When did you start farming?
I saw the need for people to have access to fruits and vegetables when I was working in Western St. Charles and saw people mostly getting processed food in cans and boxes.
What is your background? How long have you worked on the farm?
I grew up on a farm! I have been working on Seeds of Love for seven years. It’s been a community effort. We have two properties, one is at the LINC St. Charles Community Center. We asked to use some land that wasn’t being used around baseball and football fields and the garden has been expanding since. The other is at Living Lord Lutheran Church. We have been given all of our funds by churches and community centers.
What do you wish people knew about the food system in St. Louis?
There are too many people still going hungry. The need for food greatly outweighs the amount of donations being made. Target, Walmart, and Schnucks donate to pantries, but they only donate fresh food that is about to expire, not actually fresh food. Other community gardens should look into donating fresh food. Additionally, if you grow food in communities where there is a need for food, they will learn how to grow it. The best way and the only way to get the most fresh, most nutritious food is to grow it yourself. Children today are so removed from the food system. It is incredible how many kids don’t know where their food comes from. However, if you take the time to teach them, children are amazingly receptive and excited about growing food.
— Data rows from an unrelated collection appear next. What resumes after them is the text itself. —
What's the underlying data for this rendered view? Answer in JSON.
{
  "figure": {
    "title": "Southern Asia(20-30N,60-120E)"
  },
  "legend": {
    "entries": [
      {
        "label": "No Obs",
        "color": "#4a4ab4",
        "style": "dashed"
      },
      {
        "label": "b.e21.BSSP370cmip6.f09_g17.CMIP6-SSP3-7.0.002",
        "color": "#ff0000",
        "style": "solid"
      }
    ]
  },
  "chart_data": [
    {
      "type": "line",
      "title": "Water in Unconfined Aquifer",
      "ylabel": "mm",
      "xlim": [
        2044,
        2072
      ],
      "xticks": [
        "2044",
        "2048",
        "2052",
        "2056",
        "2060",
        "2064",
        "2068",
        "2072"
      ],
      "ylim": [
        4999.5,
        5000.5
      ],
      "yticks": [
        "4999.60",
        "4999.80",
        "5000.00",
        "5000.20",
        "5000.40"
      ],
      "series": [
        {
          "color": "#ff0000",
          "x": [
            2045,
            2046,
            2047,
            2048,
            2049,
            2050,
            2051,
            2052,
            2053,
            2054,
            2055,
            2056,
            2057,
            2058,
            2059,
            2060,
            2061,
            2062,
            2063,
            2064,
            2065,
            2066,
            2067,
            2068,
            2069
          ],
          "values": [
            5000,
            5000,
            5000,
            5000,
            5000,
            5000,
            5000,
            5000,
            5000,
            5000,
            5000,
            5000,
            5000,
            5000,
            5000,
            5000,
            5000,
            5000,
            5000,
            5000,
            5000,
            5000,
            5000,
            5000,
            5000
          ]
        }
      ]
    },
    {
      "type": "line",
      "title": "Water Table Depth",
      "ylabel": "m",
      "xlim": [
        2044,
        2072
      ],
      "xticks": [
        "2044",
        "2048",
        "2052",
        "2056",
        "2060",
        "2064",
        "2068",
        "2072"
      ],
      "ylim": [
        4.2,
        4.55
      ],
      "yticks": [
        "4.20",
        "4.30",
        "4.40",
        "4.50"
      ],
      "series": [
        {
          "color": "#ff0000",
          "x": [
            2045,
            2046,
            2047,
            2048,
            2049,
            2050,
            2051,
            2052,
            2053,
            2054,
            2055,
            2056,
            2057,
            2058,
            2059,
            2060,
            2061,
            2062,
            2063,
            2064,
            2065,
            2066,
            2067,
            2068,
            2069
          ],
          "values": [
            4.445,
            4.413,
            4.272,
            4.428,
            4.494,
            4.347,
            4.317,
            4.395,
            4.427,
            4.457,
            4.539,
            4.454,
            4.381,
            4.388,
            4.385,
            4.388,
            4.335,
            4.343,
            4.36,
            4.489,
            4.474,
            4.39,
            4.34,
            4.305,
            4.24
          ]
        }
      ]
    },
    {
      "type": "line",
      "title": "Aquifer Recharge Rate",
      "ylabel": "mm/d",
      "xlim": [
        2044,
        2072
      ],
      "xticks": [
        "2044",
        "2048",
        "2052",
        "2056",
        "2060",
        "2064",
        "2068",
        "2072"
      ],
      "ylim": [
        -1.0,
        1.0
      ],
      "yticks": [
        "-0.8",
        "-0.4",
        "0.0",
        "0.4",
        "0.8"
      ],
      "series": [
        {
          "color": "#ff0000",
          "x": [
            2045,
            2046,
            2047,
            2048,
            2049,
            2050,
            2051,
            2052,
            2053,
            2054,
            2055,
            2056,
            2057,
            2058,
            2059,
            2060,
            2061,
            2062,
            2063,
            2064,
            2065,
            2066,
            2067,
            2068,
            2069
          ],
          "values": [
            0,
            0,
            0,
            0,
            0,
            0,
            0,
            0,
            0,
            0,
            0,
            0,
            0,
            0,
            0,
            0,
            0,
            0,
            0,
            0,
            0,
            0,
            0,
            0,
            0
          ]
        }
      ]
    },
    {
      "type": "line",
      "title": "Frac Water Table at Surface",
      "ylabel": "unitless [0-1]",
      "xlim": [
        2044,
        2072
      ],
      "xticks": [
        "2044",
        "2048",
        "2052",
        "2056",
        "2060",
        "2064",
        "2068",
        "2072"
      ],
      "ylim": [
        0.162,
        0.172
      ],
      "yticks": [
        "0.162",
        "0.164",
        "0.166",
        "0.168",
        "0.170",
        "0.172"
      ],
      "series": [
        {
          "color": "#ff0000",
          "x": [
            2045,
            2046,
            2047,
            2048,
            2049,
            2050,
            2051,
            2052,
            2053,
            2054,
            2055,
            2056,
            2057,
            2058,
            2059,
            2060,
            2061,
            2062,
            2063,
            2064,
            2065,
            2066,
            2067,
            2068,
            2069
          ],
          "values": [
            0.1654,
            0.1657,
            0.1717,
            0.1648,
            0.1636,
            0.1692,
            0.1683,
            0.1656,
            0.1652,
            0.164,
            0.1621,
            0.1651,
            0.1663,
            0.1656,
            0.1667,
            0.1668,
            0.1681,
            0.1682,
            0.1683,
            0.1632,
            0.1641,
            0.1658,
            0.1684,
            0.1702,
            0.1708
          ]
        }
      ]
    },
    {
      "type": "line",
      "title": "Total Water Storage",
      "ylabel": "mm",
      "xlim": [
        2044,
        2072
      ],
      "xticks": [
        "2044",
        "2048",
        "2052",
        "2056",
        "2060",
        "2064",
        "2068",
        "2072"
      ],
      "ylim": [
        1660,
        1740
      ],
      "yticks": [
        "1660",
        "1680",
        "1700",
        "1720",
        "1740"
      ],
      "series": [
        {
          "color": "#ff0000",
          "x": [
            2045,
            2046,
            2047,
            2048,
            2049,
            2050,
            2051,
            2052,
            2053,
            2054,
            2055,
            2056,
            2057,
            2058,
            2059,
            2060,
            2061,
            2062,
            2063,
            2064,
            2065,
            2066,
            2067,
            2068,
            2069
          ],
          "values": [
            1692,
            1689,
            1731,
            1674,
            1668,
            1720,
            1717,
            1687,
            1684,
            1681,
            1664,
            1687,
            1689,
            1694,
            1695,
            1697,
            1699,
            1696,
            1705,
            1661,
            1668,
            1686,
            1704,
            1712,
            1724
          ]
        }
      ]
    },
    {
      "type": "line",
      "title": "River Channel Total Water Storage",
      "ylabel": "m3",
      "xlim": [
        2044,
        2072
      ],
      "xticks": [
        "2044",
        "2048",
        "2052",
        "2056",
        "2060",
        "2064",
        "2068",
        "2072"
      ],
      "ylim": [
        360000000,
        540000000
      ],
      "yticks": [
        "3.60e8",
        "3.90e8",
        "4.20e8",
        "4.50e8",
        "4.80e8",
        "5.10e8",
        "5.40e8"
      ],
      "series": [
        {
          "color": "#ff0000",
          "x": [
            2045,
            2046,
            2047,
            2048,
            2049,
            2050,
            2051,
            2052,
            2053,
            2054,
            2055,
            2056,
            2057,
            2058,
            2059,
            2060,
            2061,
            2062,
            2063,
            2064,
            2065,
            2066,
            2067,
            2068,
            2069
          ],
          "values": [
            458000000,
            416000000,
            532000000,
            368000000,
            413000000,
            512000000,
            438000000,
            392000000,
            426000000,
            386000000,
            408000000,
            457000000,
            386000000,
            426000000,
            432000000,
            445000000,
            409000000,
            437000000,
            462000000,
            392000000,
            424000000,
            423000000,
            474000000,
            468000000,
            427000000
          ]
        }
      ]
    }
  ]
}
What has been your greatest struggle as a small farmer in the food industry?
Getting volunteers is not easy. But then again, nothing in growing and planting is easy. It is hard work but well worth it. I have spent the last three to four years educating people about their food and have been most successful in last two years. People need to educated about food before they eat, or else it will go to waste.
Where do you see your farm in the long run?
Right now we are supplying two food pantries and we would like to serve more. We would like to acquire more land, hire more employees, and get more volunteers. We would eventually like to plant saleable crops and get some produce into the market industry.
What is your favorite growing season/crop?
My favorite crop is okra! It is great both economically and nutritionally. It can withstand drought, does not require that much nutrition in the soil, and doesn’t require that much care. It is more nutritious than broccoli and spinach. Grilled okra is amazing if you scoop out the inside and put in cheese, rice, meat, or pico de gallo. Other crops that have a big bang for buck nutritionally are broccoli, kale, and berries.
Overall I am very excited about what the St. Louis area is doing. I visit a lot of farms in the city and county. I am also excited about the work the University of Missouri in Columbia is doing in agriculture!